The ultimate goal of fintech is to simplify personal banking for consumers on the one hand, and to make it easier for other industries to collaborate with financial institutions.
According to Accenture’s analysis of CB Insights data (CB Insights is a company that builds software that predicts what the next technology trend will be), there are two different types of fintech companies: the competitive, which can be defined as direct challengers to the existing financial services institutions, and the collaborative, which offer solutions to enhance the position of existing market players.
Venture Scanner tracks 1,379 fintech companies across 16 categories, with a combined funding amount of $33 Billion. The 15 visuals below summarise the March 2016 state of Financial Technology.VentureScanner.com
BCG's May 2016 report: Banking on Digital Simplicity notes that banks that develop digital and data capabilities to radically simplify their businesses, while dramatically improving customer experience through greater efficiency, quality, and speed, can achieve 50% more revenue per customer than peers.
Four goals that will allow banks to rise above the median: (Source: BCG survey of 660 companies across sectors in 14 countries, including UAE, Saudi Arabia, France, UK and US)

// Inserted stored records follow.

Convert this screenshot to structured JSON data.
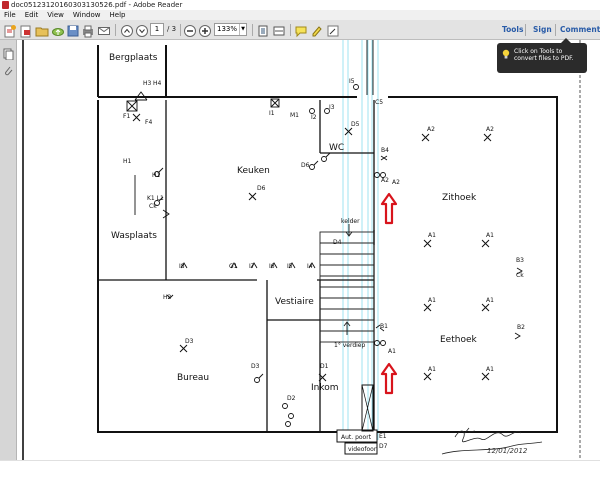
{
  "window": {
    "title": "doc05123120160303130526.pdf - Adobe Reader"
  },
  "menu": [
    "File",
    "Edit",
    "View",
    "Window",
    "Help"
  ],
  "toolbar": {
    "page_current": "1",
    "page_total": "/ 3",
    "zoom": "133%",
    "tools_label": "Tools",
    "sign_label": "Sign",
    "comment_label": "Comment"
  },
  "tooltip": {
    "text": "Click on Tools to convert files to PDF."
  },
  "floorplan": {
    "rooms": {
      "bergplaats": "Bergplaats",
      "keuken": "Keuken",
      "wc": "WC",
      "zithoek": "Zithoek",
      "wasplaats": "Wasplaats",
      "vestiaire": "Vestiaire",
      "eethoek": "Eethoek",
      "bureau": "Bureau",
      "inkom": "Inkom"
    },
    "notes": {
      "kelder": "kelder",
      "verdiep": "1° verdiep",
      "aut_poort": "Aut. poort",
      "videofoon": "videofoon"
    },
    "symbols": {
      "h3": "H3",
      "h4": "H4",
      "f1": "F1",
      "f4": "F4",
      "i1": "I1",
      "m1": "M1",
      "i2": "I2",
      "i3": "I3",
      "i5": "I5",
      "c5": "C5",
      "d5": "D5",
      "d6": "D6",
      "b4": "B4",
      "a2a": "A2",
      "a2b": "A2",
      "a2c": "A2",
      "a2d": "A2",
      "h1": "H1",
      "h1b": "H1",
      "k1": "K1 L1",
      "ck": "Ck",
      "d6b": "D6",
      "d4": "D4",
      "a1a": "A1",
      "a1b": "A1",
      "b3": "B3",
      "ck2": "Ck",
      "i8": "I8",
      "g1": "G1",
      "i7": "I7",
      "i6": "I6",
      "i5b": "I5",
      "i4": "I4",
      "h2": "H2",
      "b1": "B1",
      "a1c": "A1",
      "a1d": "A1",
      "a1e": "A1",
      "b2": "B2",
      "d3": "D3",
      "d3b": "D3",
      "d1": "D1",
      "d2": "D2",
      "a1f": "A1",
      "a1g": "A1",
      "e1": "E1",
      "d7": "D7"
    },
    "signature": "12/01/2012"
  }
}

They found that banks in the Middle East that have advanced digital platforms were gaining share with services such as real-time, low-cost cross-border payments, pre-approved credit and superior foreign exchange rates. This has allowed them to generate 3-6 percent more in annual cross-selling revenues than their peers.
Echoing the success on which London's fintech revolution is based, Ghose says digital banking works best in societies where there is already a very high level of digitisation.
This positions the UAE, that is highly urbanised with elevated high-tech penetration and a high proportion of transient population, in an excellent position to develop, grow and disrupt the financial and banking world as we know it.
David Martinez de Lecea, a principal at global strategy firm Roland Berger, told ComputerWeekly.com that UAE banks can become first-followers and quickly revolutionise the way financial services are provided as long as all parties, such as banks, regulators, technology providers and customers align.
He says the Financial Services Regulatory Authority of Abu Dhabi Global Market with its RegLab initiative is accelerating the fintech trend in the region by easing entry for new players, allowing more UAE banks to ‘wake up to fintech’.